Smith has a vision to master-plan all future intercity lines, and mused this week about managing her provincial train network with a local version of Metrolinx, the provincial Crown agency created in 2006 by an Ontario Liberal government to run Toronto-region transit.
That would, of course, be on top of the Crown corporation Smith created this spring to research drug addiction recovery, or when Smith proposed potentially Crown-run natural gas plants as a "generator of last resort."
Add in her ambitions to potentially wrest more provincial management for pension and police from Ottawa, and plans for stricter control over the affairs of municipalities and post-secondary schools, and you might wonder what happened to the Danielle Smith who had long believed in shrinking the size of government.
We're a long way from the 1990s, when Smith cut her teeth as an intern with the Fraser Institute free-market think tank, or her 2000s newspaper columnist days when she praised "smaller government" as a "central tenet of conservatism," or her 2012 Wildrose Party campaign when she branded herself a "small government conservative."
Now, she's in government and has taken over its levers. She's shown ample interest in not only wielding the government machine's powers, but often expanding or maximizing them.
She's maintained a larger cabinet than predecessors Jason Kenney or Rachel Notley.
The premier has also outspent them, considerably.

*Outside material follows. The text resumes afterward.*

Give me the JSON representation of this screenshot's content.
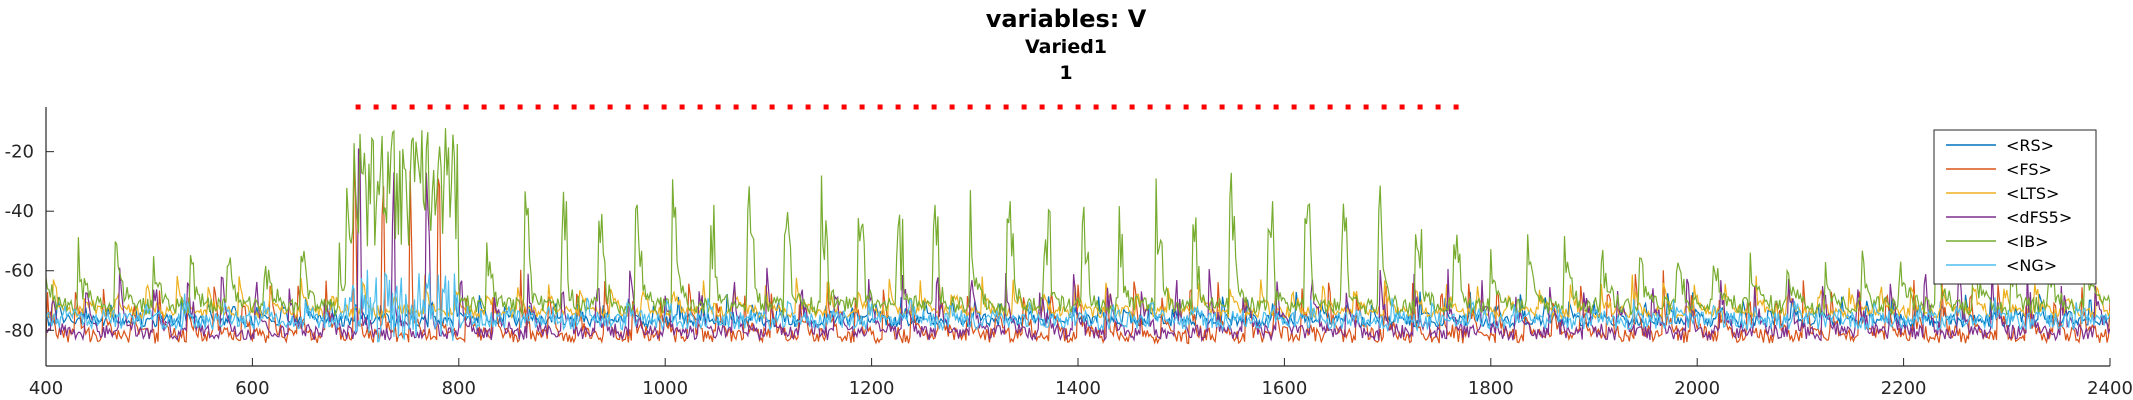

This year's budget, the second under Smith, features $71.2 billion in spending — a 20 per cent increase over the $59.4-billion budget tabled under Kenney before he left in 2022. Smith hiked provincial spending in two years by more than the Notley government did in four years, between her final $56.2-billion budget in 2018 and the last one by the PCs.
But it's the UCP and Smith that tend to get more credit for spending within their means — in part because oil revenue has made the province's means so much greater.
That has let Smith offer direct "affordability" payments, keep up health and education spending as the population balloons, build infrastructure around the next Calgary Flames arena, and boost grants to the Alberta Foundation for the Arts to their highest levels yet.